Presidente de Corea del Sur quiere prohibir la ingestión de carne de perro
Los productores justifican la existencia de granjas en las que se cría a animales para su consumo humano y piden que se respete la tradición
El presidente surcoreano, Moon Jae-in, planteó la posibilidad de implementar una prohibición oficial sobre el consumo de carne de perro en Corea del Sur.
"¿Acaso no ha llegado el momento de considerar prudentemente la prohibición del consumo de carne de perro?", dijo Moon al primer ministro surcoreano, Kim Boo-kyum, durante una sesión semanal de consulta de políticas, según la vocera Park Kyumee.
El mandatario realizó la declaración mientras recibía un informe del primer ministro sobre el plan del Gobierno para mejorar el sistema de cuidado de mascotas abandonadas, indicó la funcionaria, según la agencia oficial Yonhap.
Park no entró en detalles sobre las declaraciones de Moon en su breve comunicado de prensa.
Un número creciente de surcoreanos viven con perros en su casa, a la vez que siguen operando las llamadas granjas de perros, donde algunas razas son criadas específicamente para el consumo humano.

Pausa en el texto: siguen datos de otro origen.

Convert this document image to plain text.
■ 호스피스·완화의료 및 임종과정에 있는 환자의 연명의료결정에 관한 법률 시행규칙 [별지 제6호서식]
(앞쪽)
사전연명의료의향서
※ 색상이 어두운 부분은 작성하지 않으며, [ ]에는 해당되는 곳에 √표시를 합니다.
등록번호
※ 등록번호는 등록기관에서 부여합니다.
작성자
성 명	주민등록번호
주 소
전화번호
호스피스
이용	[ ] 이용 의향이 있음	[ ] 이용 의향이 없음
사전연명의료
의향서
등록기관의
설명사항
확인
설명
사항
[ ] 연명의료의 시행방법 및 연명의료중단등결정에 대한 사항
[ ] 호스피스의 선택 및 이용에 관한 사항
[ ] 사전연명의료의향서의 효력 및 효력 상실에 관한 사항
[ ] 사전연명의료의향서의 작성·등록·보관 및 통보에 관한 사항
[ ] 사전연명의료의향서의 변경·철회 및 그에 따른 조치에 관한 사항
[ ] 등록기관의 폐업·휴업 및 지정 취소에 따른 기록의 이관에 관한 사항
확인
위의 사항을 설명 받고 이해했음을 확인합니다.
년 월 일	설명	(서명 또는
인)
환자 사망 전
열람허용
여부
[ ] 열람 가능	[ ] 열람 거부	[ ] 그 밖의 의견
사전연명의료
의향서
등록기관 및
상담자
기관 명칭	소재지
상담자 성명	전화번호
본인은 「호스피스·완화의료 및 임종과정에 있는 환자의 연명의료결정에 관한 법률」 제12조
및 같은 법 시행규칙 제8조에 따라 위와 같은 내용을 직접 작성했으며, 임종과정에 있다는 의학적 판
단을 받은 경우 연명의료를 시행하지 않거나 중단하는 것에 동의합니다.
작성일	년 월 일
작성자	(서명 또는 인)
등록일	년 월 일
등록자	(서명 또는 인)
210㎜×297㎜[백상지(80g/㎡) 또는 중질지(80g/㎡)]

Se sabe que Moon es amante de los perros y tiene varios de ellos en el complejo presidencial.
Debate
En Corea del Sur existe la Ley de Protección Animal que está destinada principalmente a la prevención de la matanza cruel de perros y gatos, pero no del consumo de la carne de perro.
Mientras tanto, los grupos cívicos estaban divididos por los últimos comentarios de Moon, que provocaron otra ronda de debate sobre uno de los temas más controvertidos en Corea del Sur.
Dando la bienvenida a la declaración de Moon, Jeon Jin-kyung, quien encabeza la organización Defensores de los Derechos de los Animales de Corea del Sur, dijo que "un número creciente de surcoreanos está considerando el consumo de carne de perro como una cuestión de abuso animal en lugar de una tradición".
Los defensores de la carne de perro afirmaron que las personas también deberían tener libertad para elegir lo que comen.
Cho Hwan-ro, quien representa a un grupo local de criadores de perros, dijo a Yonhap que "los perros que se crían para el consumo pesan desde 35 kilogramos hasta 80 kilogramos. Son tipos de razas completamente distintivos criados en un ambiente diferente en comparación con las mascotas".